BORDER Timbers’ net loss before tax widened to ZWL$12.9m in the first six months of 2019, up from ZWL$341,000 recorded in the previous year, largely due to unrealised exchange rate losses of ZWL$24.2m on a foreign loan, the company’s latest accounts show.
Although the company reported a non-cash net biological asset valuation gain of ZWL$12m, the unrealised exchange loss had a significant impact
given that total revenues stood at ZWL$34m, up from ZWL$21.3m in the prior year.
The company’s revenues saw a positive improvement compared to last year, mostly driven by better average selling prices of lumber. Lumber production volumes were, however, lower compared to the same period last year due to low production from December 2018 to April 2019 at the Charter sawmill, caused mainly by the general electricity shortages affecting the country and the devastating effects of Cyclone Idai that occurred on 15 March 2019.
“The knock-on effect of the cyclone resulted in the Charter sawmill resuming operations in the first week of May, thereby negatively affecting both production and sales as the road infrastructure was decimated,” Border Timbers said.
“The incessant power outages, especially in the month of June 2019, negatively affected production at the Sheba sawmill thereby exacerbating full year production with the knock-on effect affecting sales volume.
Treated poles reflect a decline in both production and sales as they are mostly tender-based, and there has been a general slowdown in the export markets hence low production compared to comparable period ending June 2018.”
Border Timbers said there was currently no clarity around the government’s timetable for the settlement of a US$125m award by the International
Centre for Settlement of Investment Disputes and how it would be shared between the company and the other claimants. Some months ago, Peter Bailey, the judicial manager, told Business Times that negotiations on the award should be concluded by December.
Crucially, the conclusion of the award is material to Border Timber’s exit from judicial management.
An extraordinary general meeting (EGM) of Border Timers in early September approved a major resolution in respect of re-arranging the
company’s board of directors in preparation for its official exit from judicial management after a successful turnaround.

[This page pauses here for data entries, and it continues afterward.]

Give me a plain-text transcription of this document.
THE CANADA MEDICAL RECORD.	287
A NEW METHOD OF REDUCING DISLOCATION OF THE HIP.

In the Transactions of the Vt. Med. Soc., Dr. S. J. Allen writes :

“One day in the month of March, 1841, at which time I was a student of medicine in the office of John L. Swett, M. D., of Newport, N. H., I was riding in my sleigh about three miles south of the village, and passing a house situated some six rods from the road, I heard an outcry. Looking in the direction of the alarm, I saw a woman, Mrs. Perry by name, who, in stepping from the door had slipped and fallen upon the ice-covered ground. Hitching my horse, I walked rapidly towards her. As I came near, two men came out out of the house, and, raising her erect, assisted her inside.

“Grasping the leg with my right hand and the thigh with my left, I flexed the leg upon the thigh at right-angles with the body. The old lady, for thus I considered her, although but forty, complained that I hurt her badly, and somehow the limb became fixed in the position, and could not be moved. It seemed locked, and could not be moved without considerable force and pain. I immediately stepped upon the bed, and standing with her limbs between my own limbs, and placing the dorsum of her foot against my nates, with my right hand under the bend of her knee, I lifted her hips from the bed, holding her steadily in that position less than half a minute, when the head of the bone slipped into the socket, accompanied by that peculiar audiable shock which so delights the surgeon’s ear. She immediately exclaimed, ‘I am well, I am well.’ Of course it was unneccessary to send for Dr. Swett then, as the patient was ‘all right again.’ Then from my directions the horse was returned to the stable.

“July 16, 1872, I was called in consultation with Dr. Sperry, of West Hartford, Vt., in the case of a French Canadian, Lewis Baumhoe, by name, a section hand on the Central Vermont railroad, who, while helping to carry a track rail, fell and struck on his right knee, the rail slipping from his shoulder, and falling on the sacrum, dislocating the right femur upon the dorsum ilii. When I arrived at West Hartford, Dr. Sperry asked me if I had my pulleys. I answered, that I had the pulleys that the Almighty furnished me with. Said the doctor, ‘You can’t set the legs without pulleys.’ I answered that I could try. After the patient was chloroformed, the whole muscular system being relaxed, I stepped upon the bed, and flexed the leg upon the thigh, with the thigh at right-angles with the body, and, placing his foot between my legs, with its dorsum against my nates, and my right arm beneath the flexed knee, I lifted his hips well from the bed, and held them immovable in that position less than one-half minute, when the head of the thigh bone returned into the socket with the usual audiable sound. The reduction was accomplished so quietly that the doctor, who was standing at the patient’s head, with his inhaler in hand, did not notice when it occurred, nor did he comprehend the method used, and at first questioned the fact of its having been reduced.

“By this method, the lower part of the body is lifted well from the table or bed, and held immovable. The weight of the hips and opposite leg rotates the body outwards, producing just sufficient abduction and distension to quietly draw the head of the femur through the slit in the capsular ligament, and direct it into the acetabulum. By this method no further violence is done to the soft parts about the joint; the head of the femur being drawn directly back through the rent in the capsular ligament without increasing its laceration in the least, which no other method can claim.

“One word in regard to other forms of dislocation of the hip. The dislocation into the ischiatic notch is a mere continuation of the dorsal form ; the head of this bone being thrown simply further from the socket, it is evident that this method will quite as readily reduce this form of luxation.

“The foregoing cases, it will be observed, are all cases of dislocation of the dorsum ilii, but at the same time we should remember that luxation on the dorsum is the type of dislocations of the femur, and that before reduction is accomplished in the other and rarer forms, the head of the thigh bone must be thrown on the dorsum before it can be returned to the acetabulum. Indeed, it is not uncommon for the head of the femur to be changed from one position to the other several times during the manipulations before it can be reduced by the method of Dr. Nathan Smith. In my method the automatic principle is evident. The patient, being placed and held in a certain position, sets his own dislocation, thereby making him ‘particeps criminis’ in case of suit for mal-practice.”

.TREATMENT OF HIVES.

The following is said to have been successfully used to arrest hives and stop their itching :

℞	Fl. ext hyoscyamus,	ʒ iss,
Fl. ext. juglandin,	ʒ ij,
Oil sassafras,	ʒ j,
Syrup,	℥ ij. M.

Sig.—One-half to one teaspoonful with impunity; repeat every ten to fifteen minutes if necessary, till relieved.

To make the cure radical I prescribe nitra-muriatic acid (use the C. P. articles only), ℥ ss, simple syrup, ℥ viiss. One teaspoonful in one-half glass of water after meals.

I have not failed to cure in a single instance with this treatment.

The meeting, chaired by Bailey, approved the reappointment of managing director Erhard Kuhn and finance director Lysius Karimanzira. It also approved the re-appointment of independent directors Elias Hwenga, Robert Strong and Heinrich von Pezold.
The EGM confirmed individual appointments such as Thomas Hoegh and Carlo Ravizza as nonexecutive directors appointed during the year.
According to Franconian Zimbabwe Limited, a 67.42% shareholder in Border Timbers, re-arranging the board is necessary given that the cur-
rent board remains suspended and that the number of directors has depleted over time with the resignation of three non-executive directors.